Am going to try your first suggestion now… will be back…

Thx, dietlinde


me again. I already posted a reply some minutes ago, but do not see it here yet.
Just in case.

Thank you for your help, the First Level Maintenance seems to be called for.
On my PC, Audacity runs in a virtual machine with Windows 7, which I usually only use for CAT (computer-aided translation), but recently also needed for “conferencing” (Focus Vision or similar, used for online interpreting). But there have also been quite a number of Windows updates recently. So there is no telling what caused the current issue.
I will follow your suggestion and update Audacity after this.
In the end I found out that the microphone control in the main environment (Linux) can be used to lower the volume, even though the one in the Audacity window in the virtual machine (Windows) does still not work. Strange. But I can finally get going. Phew.
As I said, this has never happened before.

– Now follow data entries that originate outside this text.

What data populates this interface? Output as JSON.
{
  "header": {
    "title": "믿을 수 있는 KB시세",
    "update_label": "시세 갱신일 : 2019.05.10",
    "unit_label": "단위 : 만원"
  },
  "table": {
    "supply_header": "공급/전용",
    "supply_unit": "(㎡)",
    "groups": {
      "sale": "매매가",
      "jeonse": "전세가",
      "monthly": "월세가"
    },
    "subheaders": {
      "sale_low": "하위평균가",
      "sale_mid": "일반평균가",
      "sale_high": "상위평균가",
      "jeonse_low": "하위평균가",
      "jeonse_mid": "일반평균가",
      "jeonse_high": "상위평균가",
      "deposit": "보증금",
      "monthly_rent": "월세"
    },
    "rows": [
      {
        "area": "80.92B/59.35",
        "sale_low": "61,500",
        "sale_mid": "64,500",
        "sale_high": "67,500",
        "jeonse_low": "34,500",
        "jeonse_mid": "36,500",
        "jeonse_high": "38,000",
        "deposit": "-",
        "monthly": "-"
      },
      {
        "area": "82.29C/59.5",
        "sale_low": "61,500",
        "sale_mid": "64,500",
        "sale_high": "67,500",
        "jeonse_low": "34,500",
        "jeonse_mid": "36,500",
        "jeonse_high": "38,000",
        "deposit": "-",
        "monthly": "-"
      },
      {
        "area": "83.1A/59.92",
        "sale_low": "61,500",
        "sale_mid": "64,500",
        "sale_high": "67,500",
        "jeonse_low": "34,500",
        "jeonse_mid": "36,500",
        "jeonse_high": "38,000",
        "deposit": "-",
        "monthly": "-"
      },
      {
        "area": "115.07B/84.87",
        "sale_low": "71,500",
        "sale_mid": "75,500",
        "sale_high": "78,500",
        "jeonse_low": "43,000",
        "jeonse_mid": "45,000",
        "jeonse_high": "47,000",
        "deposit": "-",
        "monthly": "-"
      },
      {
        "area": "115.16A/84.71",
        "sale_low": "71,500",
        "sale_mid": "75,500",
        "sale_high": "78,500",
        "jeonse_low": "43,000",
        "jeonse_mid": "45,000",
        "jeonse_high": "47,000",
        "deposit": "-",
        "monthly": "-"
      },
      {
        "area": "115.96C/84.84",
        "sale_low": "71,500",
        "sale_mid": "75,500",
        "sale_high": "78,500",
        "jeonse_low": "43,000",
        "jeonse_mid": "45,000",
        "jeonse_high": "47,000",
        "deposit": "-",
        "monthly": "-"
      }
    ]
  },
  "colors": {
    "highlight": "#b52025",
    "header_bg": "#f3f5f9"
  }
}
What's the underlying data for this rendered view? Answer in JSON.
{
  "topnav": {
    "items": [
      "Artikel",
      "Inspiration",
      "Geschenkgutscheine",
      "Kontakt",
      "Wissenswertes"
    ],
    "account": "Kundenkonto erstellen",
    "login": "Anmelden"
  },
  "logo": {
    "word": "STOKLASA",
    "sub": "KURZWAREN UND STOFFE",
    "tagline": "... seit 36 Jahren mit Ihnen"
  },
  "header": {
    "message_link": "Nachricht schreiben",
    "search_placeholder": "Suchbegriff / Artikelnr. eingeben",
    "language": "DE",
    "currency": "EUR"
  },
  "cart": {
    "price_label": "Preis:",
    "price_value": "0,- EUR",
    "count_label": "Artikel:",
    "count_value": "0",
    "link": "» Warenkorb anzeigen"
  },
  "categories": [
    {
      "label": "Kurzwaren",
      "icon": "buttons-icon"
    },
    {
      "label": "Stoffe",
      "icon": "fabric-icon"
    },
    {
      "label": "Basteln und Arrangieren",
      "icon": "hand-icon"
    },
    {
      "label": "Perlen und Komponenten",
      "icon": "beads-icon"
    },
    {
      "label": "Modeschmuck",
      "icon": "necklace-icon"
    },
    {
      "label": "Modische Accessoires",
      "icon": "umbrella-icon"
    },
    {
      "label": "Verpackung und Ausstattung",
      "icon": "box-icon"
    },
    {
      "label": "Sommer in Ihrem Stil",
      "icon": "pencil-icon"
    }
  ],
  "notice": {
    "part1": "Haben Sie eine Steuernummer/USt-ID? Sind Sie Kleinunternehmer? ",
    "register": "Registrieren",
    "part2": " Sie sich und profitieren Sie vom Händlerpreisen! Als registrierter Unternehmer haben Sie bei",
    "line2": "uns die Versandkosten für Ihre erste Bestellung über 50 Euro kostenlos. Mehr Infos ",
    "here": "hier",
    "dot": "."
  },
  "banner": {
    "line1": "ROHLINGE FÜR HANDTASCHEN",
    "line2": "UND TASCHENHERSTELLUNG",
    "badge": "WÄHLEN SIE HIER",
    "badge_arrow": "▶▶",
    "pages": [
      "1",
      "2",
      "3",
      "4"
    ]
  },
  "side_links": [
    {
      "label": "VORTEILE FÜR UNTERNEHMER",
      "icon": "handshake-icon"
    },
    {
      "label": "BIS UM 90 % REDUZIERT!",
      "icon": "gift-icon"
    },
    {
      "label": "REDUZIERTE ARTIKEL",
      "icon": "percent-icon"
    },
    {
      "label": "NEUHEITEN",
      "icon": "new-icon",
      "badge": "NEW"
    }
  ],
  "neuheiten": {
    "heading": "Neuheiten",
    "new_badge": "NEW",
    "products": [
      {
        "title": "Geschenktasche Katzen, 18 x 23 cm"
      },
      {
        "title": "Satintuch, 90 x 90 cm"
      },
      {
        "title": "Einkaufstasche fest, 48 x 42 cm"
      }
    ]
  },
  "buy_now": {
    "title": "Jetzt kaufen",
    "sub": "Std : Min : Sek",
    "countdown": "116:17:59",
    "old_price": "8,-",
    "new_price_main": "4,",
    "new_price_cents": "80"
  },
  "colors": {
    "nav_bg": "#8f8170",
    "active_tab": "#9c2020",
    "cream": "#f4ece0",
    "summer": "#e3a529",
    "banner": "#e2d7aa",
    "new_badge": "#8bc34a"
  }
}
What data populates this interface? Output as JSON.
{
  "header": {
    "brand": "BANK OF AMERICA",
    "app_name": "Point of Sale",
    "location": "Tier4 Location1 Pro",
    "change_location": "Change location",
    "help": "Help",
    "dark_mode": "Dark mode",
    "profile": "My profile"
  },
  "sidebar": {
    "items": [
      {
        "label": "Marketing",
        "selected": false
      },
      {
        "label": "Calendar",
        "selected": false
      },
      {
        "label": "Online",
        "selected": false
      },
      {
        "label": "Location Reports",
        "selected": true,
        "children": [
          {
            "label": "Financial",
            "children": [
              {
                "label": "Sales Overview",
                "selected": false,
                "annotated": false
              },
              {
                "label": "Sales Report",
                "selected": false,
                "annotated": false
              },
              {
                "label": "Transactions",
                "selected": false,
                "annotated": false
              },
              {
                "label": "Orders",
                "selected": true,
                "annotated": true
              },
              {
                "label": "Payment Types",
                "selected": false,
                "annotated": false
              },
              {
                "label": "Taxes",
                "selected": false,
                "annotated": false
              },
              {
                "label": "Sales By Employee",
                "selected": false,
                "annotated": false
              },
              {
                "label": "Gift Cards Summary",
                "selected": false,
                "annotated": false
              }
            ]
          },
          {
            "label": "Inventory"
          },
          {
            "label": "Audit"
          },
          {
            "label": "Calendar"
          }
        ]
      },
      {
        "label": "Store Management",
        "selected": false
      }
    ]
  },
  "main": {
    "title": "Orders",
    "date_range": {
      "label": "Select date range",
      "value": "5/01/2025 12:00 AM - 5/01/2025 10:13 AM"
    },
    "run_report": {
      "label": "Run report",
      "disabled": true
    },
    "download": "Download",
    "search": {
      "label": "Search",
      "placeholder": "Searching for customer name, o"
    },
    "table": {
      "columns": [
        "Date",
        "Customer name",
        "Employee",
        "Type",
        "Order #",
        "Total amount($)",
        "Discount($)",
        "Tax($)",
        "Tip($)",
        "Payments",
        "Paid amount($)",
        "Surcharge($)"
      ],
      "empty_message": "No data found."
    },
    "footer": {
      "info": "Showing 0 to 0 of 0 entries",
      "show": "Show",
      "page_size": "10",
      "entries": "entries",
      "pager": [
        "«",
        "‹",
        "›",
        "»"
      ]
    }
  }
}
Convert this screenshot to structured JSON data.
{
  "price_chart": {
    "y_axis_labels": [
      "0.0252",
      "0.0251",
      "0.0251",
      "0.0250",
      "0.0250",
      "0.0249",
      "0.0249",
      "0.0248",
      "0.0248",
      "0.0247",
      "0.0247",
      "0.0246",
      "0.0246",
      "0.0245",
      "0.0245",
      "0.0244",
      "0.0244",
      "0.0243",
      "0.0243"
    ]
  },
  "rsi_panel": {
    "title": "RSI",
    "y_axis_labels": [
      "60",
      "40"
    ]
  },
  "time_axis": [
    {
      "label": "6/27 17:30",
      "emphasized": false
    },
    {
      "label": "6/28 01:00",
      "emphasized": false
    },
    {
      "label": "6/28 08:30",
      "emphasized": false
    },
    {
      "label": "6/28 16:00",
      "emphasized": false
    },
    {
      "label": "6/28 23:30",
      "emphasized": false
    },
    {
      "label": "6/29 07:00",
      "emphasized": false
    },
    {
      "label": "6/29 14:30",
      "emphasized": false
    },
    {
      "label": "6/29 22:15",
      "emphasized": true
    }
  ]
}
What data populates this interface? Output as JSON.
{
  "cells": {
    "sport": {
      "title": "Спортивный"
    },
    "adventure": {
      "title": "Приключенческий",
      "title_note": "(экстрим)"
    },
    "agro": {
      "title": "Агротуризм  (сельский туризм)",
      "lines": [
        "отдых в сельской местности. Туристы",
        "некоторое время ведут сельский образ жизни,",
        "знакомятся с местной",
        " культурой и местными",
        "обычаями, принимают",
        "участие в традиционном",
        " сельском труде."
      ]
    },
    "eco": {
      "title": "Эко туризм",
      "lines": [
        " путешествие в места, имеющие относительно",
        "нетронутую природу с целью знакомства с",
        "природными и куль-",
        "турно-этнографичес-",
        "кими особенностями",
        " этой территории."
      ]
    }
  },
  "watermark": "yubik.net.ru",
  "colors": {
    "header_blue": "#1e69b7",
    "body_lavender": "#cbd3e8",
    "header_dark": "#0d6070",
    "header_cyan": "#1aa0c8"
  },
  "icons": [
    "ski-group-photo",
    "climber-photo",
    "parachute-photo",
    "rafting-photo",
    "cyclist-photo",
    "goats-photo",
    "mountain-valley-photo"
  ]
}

May I add another question?
I have Win7 and the same Audacity on my laptop, no virtual machine this time, but “direct”. Until today it was my backup for interpreting of audio files when on the road.
But when I tried it today as a potential alternative, Audacity did not recognize the headsets any more.
What can I do to make the laptop-Audacity functional again?

Thx again, dietlinde

I’m a Mac elf. I’m going to go cower in the corner now.

There’s a joke that I can clear an IT office by just walking in and saying, “Hi. I have a Linux audio problem.”
Six seconds later there’s a single sheet of paper fluttering gently to the floor of an empty office.


It’s really a poor idea to record in a Virtual Machine - not only because of an issue like you noted, but because you may experience recording dropouts.

Have you searched for native Linux alternatives to the translation software, or can it be run under Wine?

Make and model numbers of the headsets? Are they enabled in Windows Sound?

If you connected the headset after launching Audacity, try Transport > Rescan Audio Devices at the top of the Audacity menus.


Translation tools written in Java will usually be platform independent (for example “OmegaT”).
Alternatively, if you want to stick with Windows only CAT software, why not run that in the VM and run Audacity (Linux) natively on the (Linux) host machine?